The Civil Society Organization Act puts restrictions on collections, stipulating that “No person shall collect or ask for any contribution or charity to aid or help any activity, which is in contravention with the laws of the Country, and a collection in a public place must not be conducted unless the promoters of the collection hold a public collections certificate from the Authority and the collection is conducted in accordance with this Act.”
At the United Nations Human Rights Council’s recent Universal Periodic Review of the Buddhist nation in Geneva, Switzerland, the United States and other nations urged the tiny kingdom to protect religious freedom by allowing people to freely practice their faith and by granting all religious groups equal opportunity to obtain legal status.
Among other international rights groups submitting reports, U.S.-based Alliance Defending Freedom (ADF) called on Bhutan to address various religious freedom concerns. ADF noted that Bhutan has enacted several laws restricting fundamental rights of its citizens, freedom of association and freedom of religion and belief of individuals.
Wangyal had refuted Home and Cultural Affairs Minister Damcho Dorji’s statement to Business Bhutan newspaper that religion was not a factor in the arrests, saying, “All this time they have denied that it was a faith-based arrest, but everything since day one has revolved around faith.”
Thapa (Lobzang) said he was grieving for his friend and colleague.
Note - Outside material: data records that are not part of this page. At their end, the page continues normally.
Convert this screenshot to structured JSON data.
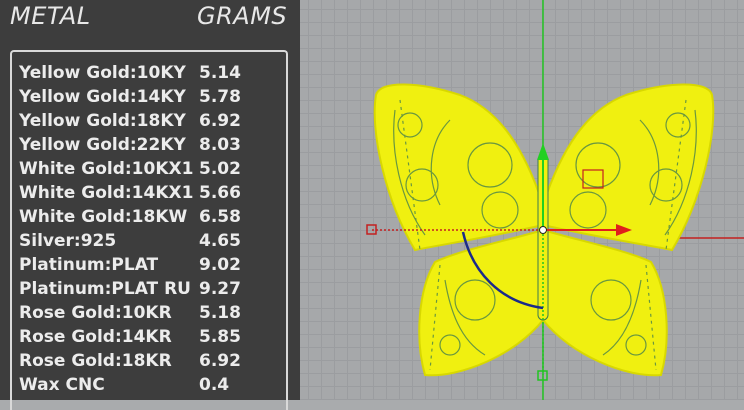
{
  "header": {
    "metal_label": "METAL",
    "grams_label": "GRAMS"
  },
  "weights": [
    {
      "metal": "Yellow Gold:10KY",
      "grams": "5.14"
    },
    {
      "metal": "Yellow Gold:14KY",
      "grams": "5.78"
    },
    {
      "metal": "Yellow Gold:18KY",
      "grams": "6.92"
    },
    {
      "metal": "Yellow Gold:22KY",
      "grams": "8.03"
    },
    {
      "metal": "White Gold:10KX1",
      "grams": "5.02"
    },
    {
      "metal": "White Gold:14KX1",
      "grams": "5.66"
    },
    {
      "metal": "White Gold:18KW",
      "grams": "6.58"
    },
    {
      "metal": "Silver:925",
      "grams": "4.65"
    },
    {
      "metal": "Platinum:PLAT",
      "grams": "9.02"
    },
    {
      "metal": "Platinum:PLAT RU",
      "grams": "9.27"
    },
    {
      "metal": "Rose Gold:10KR",
      "grams": "5.18"
    },
    {
      "metal": "Rose Gold:14KR",
      "grams": "5.85"
    },
    {
      "metal": "Rose Gold:18KR",
      "grams": "6.92"
    },
    {
      "metal": "Wax  CNC",
      "grams": "0.4"
    }
  ],
  "viewport": {
    "model": "butterfly-pendant",
    "colors": {
      "wireframe": "#ffff1a",
      "accent": "#2f6f4a",
      "x_axis": "#e0201c",
      "y_axis": "#22d022",
      "rotate_arc": "#1a2a8a"
    }
  }
}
“I was sentenced to less than three years, which was bailable,” he told Morning Star News. “I paid the money against the prison term and will return home tomorrow.”
Christians are generally allowed to meet in homes or private halls to worship but face obstacles and persecution in trying to do so. Bhutan has numerous Buddhist monasteries and a few Hindu temples, but no church building.
The miniscule Christian community remained underground until 2008. Bhutan transitioned to a constitutional democratic monarchy in 2008 after a century of absolute monarchy.